Fernand BENIGUET : « Tiens, alors v’là autre chose encore … »

Face à lui l’infirmier M. Muller.

Fernand BENIGUET : « T’as vu ça ? »

M. MULLER : « Ouais ouais ha hein … c’est dingue … »

Fernand BENIGUET : « Des cercles bleus comme ça sur le corps … »

M. MULLER faisant un cercle avec le pouce et l’index : « … gros comme ça … »

Fernand BENIGUET : « Oui ben moi je suis de sortie, c’est mon week-end, mais faut me suivre ça … »

On tape à la porte.

Fernand BENIGUET : « ENTREZ ! »

C’est Mme Triquoire, la psychologue.

Mme TRIQUOIRE : « Bonjour Monsieur Beniguet Bonjour Monsieur Muller, vous allez bien ? ».

On entend Fernand Beniguet répondre « non » M. Muller répondre « oui »

Mme TRIQUOIRE : « … mmmh … je vois que vous lisez le rapport … c’est inquiétant ces cercles bleus apparus soudain sur notre pensionnaire … »

Fernand BENIGUET : « Oui ben c’est le week end et je suis de sortie : je finis à trente … vous tombez bien Triquoire vous allez me suivre cette affaire de ronds bleus … tout bas, très bas, mâchonné entre les dents : avec vot’ sensibilité de bonne femme … Reprend une élocution normale : ha tiens … P’tit Vincent c’est son week-end mensuel chez ses parents … bon dieu … le week end j’lai mérité bon dieu ! » Claque le dossier en le refermant « … comme nous tous hein … » Soupir « … faut encore que je passe voir le chef de poste de la division des dépenses pour les bons obtenus en commissions … pour le pain… font chier avec leurs bons … » Fernand Beniguet est soucieux, et encombré de dossiers.

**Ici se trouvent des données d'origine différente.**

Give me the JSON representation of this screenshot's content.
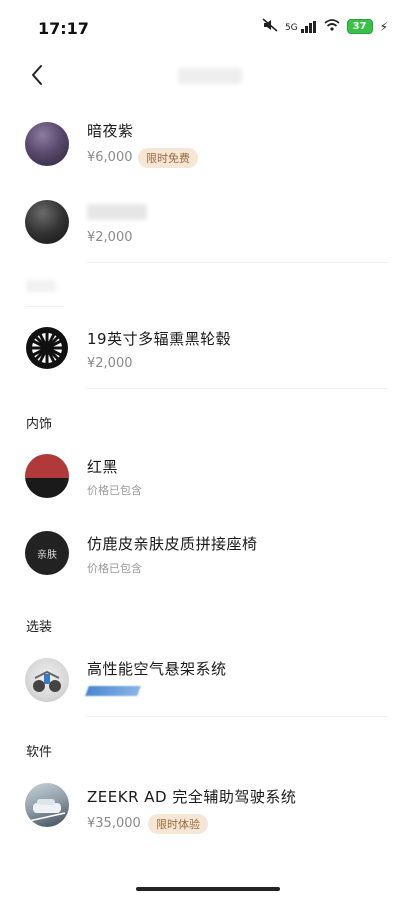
{
  "status": {
    "time": "17:17",
    "network": "5G",
    "battery": "37"
  },
  "items": [
    {
      "title": "暗夜紫",
      "price": "¥6,000",
      "badge": "限时免费"
    },
    {
      "title": "",
      "price": "¥2,000"
    },
    {
      "title": "19英寸多辐熏黑轮毂",
      "price": "¥2,000"
    }
  ],
  "sections": [
    {
      "title": "内饰",
      "items": [
        {
          "title": "红黑",
          "sub": "价格已包含"
        },
        {
          "title": "仿鹿皮亲肤皮质拼接座椅",
          "sub": "价格已包含",
          "thumb_label": "亲肤"
        }
      ]
    },
    {
      "title": "选装",
      "items": [
        {
          "title": "高性能空气悬架系统"
        }
      ]
    },
    {
      "title": "软件",
      "items": [
        {
          "title": "ZEEKR AD 完全辅助驾驶系统",
          "price": "¥35,000",
          "badge": "限时体验"
        }
      ]
    }
  ],
  "colors": {
    "badge_bg": "#f6e6d6",
    "badge_text": "#9a6a3a",
    "purple": "#5a4a6e",
    "red": "#b03a3a"
  }
}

Il commente pour lui-même « Ha … pas perd’ ça … paperasse … même pas une fiche de paie là-dedans bon Dieu … rien d’intéressant … » Il s’en va en regardant l’heure et se grattant la tête, tout à ses préoccupations.

Mme Triquoire se sent investie d’une mission et déclare à M. Muller « M. Muller on va aller voir ça de plus près, c’est tout de même inquiétant … »

M. MULLER : « Affirmatif. »

Ils sortent du bureau que M. Muller ferme à clé.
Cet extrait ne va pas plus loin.